Perspectives

「理想」と「現実」のあいだに、本当のブランドは眠っている

yhongo2025@gmail.com

「競合を徹底分析して、差別化しよう」
そう意気込み、競合のウェブサイト/SNS/広告をすべて調べ上げた結果、半年後、自社のブランドメッセージは競合と見分けがつかなくなっていた。

なぜ、このようなことが起こるのか。 その理由は、競合を意識しすぎたからではありません。ブランドの中に潜む「矛盾」を言語化していないからなのです。

「『差別化』をするほど、ブランドは個性を失っていく。」

この現象の正体は、『外部への意識』ではなく『内部にある矛盾の放置』なのです。

テレビ業界に見る、差別化の「構造的欠陥」

多くの人が「テレビは何を見ても同じ」と感じています。確かに、多くは同じに見えます。ターゲットが類似し、限られたリソースの中で、出てくる企画はおのずと似通ってくるからです。

しかし、企画側は差別化を図ろうと懸命に工夫を重ねています。それでも結果は、同じような番組の繰り返し。その中でなぜ、一握りの番組だけが生き残るのでしょうか。

その答えもやはり、「ブランドの中に潜む矛盾を言語化しているか否か」にあります。

「理想」と「現実」の深い溝

ブランドが外部に提示する「理想」と、内部に抱える「現実」。その間に存在する、言語化されていない矛盾(葛藤)を認識できているか。

例えば、あるクイズ番組の制作者は、視聴者に「夢中になって見てほしい」と願っているかもしれません。しかし、モニター前の視聴者の「現実」は多様です。

  • ただクイズが好きだから
  • 家族が一緒にいられる時間ができるから
  • 寂しい夕食の時間を耐えるため
  • 他に選ぶものがないから

制作者の「理想」と、視聴者の「現実」の間には、深い溝があります。

コンテンツを提供する側がこれを認識しているか否かで、ブランディングの方法は180度変わります。

「現実」のどこをすくい上げ、どのような方法でそれに応え、「他とは違う」と感じさせるのか。

すべてはここにかかっています。

優れた出演者は、瞬時にこれを感じ取って「言語化」していきます。そう思ってTVを見れば、あなたもその事実に気づくことでしょう。

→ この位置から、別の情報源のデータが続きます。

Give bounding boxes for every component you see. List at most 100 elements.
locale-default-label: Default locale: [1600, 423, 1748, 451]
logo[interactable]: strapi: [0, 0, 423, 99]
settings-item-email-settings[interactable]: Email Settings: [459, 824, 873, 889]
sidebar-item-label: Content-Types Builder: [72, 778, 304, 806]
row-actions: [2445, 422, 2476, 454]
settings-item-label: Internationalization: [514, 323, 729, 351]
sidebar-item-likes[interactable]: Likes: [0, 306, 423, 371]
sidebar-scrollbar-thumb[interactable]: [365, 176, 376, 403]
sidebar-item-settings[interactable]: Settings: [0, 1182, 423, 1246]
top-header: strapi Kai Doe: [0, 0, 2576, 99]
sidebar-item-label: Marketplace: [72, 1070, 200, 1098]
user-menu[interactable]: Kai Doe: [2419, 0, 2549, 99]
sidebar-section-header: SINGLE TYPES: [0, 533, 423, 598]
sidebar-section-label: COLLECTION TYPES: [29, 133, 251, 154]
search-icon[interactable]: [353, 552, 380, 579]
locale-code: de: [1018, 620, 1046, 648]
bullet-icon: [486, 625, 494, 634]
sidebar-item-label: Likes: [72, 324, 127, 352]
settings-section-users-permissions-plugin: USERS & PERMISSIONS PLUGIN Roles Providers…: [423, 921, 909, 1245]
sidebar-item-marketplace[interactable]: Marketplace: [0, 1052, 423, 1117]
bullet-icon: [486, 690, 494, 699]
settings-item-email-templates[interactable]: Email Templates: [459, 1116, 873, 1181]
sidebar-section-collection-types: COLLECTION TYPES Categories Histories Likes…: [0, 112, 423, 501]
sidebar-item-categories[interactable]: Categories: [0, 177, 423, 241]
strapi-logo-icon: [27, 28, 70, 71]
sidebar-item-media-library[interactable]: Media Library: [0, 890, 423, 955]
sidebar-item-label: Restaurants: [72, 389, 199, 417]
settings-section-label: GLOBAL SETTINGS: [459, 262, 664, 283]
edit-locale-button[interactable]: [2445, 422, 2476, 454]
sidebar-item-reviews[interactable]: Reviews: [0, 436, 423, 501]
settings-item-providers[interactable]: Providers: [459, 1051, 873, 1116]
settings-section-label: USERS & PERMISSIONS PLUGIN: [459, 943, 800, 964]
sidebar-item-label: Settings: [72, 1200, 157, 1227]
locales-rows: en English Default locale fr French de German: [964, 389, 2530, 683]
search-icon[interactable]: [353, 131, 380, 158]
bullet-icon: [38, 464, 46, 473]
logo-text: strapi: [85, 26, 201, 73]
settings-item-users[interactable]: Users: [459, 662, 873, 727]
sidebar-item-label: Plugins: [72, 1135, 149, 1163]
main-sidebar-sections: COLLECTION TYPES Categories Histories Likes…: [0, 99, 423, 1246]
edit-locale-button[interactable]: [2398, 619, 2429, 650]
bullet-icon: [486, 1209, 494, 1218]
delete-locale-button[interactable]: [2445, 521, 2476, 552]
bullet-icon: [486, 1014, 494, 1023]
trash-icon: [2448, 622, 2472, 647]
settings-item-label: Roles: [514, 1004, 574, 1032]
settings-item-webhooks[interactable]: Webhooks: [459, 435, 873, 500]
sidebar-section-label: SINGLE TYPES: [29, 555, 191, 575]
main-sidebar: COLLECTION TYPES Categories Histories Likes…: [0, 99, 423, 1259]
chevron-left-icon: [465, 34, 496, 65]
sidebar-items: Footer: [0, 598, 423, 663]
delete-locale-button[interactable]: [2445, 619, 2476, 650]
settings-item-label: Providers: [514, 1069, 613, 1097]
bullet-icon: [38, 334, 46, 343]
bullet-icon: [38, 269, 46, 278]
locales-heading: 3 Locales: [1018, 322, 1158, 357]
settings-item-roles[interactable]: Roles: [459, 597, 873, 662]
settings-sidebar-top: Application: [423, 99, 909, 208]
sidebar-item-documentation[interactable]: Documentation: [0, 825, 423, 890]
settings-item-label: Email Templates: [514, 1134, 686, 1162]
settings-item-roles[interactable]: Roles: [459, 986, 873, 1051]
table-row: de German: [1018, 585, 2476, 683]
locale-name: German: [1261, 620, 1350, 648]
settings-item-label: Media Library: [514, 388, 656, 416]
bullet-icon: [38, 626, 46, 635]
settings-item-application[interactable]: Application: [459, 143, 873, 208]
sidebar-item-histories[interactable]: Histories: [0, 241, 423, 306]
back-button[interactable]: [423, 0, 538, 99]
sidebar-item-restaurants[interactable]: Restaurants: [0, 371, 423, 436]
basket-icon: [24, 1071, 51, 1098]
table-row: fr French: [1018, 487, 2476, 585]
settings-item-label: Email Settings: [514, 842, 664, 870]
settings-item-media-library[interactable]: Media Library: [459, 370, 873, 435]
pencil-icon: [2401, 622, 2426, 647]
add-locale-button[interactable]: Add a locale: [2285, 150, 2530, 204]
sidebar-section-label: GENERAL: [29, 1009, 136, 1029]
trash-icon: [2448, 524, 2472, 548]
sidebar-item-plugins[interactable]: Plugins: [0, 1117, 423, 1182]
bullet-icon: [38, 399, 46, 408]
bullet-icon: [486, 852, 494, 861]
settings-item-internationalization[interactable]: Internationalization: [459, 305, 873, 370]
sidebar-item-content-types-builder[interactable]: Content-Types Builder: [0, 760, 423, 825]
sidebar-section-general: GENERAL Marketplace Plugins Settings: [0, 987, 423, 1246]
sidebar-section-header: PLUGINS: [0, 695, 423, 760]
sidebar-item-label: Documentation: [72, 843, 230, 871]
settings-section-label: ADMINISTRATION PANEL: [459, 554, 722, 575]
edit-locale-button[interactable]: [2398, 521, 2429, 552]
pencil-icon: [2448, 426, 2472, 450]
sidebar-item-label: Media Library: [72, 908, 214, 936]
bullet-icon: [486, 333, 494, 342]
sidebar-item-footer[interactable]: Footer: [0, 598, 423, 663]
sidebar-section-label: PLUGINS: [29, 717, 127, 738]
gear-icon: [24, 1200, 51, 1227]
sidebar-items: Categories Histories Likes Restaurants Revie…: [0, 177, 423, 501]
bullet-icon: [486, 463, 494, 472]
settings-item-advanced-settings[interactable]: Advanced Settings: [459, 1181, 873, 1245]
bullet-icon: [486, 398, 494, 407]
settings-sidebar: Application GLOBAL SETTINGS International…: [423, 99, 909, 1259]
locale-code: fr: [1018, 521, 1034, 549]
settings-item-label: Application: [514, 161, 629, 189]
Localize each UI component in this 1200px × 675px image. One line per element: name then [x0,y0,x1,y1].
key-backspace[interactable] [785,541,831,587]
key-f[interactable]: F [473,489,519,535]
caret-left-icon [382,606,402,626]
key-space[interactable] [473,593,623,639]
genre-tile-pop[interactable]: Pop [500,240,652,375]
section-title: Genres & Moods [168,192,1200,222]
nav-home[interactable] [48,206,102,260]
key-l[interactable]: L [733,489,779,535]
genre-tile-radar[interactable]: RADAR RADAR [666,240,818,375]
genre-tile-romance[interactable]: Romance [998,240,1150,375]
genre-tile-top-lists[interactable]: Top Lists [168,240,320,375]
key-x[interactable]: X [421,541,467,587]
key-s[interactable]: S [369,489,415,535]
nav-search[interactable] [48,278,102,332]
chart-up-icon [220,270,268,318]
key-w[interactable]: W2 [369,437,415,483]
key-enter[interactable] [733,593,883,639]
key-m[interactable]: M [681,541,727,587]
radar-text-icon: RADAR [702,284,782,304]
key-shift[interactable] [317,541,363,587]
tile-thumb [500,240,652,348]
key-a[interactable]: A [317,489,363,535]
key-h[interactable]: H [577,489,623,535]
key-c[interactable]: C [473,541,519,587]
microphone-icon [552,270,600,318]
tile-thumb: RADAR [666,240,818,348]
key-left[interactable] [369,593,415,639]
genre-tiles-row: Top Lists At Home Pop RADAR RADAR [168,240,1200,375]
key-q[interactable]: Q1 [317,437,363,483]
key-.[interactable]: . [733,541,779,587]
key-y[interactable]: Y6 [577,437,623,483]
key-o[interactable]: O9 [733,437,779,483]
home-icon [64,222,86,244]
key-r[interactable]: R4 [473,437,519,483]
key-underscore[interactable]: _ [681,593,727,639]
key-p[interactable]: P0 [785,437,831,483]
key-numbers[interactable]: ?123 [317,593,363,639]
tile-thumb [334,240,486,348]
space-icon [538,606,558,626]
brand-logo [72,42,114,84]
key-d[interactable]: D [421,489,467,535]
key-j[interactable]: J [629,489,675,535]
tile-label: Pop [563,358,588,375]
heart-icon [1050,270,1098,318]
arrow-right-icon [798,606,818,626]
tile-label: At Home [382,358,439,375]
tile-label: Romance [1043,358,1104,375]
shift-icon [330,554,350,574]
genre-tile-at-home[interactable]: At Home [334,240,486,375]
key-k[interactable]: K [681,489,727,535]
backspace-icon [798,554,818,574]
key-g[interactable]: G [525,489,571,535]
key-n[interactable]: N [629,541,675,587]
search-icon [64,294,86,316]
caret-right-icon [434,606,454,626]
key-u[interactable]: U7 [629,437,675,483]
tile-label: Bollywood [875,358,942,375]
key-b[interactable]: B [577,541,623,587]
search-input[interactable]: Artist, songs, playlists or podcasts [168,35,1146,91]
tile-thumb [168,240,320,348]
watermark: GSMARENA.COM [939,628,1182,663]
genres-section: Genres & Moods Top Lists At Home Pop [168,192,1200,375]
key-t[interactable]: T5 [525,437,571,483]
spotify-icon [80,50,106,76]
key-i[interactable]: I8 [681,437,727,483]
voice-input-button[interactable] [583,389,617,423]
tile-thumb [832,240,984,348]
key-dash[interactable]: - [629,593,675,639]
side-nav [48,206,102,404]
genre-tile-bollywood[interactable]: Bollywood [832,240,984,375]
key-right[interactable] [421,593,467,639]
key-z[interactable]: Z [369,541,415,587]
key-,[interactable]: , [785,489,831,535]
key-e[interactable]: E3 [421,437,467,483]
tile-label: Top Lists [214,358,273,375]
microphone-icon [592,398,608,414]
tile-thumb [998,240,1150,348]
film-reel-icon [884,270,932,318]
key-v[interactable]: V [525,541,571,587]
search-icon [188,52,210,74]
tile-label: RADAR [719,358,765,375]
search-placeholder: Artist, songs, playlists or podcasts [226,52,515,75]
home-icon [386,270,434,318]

「いや、お父さん今寝たふりしてるって!クイズどころじゃなくて、疲れてるのよ」

と、メタ視点とも言える空気感を、一瞬で作り出したりします。結果的にそれが積み重なり、ブランド(番組)の個性を決定づける要素になっていくのです。

矛盾を「ブランドのコア」にする

事業のブランディングにおいても、意識されていない「矛盾」の言語化が、他社には真似のできない差別化の起点となります。

  • 「業界のイノベーターでありたい」 という理想と、 「既存事業のしがらみから抜け出せない」 という現実。
  • 「すべての人に愛されたい」 という願望と、 「誰かから嫌われなければ、本当のファンは生まれない」 という現実。

この矛盾を隠すのではなく、言語化し、葛藤をブランドのコアに据える。それが、真の差別化を生むのです。

先日、ある地方のプロジェクトに携わった際も、このことを改めて確信しました。

歴史や文脈といった『動かしがたい現実』と、現代のニーズという『理想』。その矛盾をどう言語化していくかが、全ての鍵になるのです。

「矛盾」の言語化。

それが、ブランドを唯一無二のものとするのです。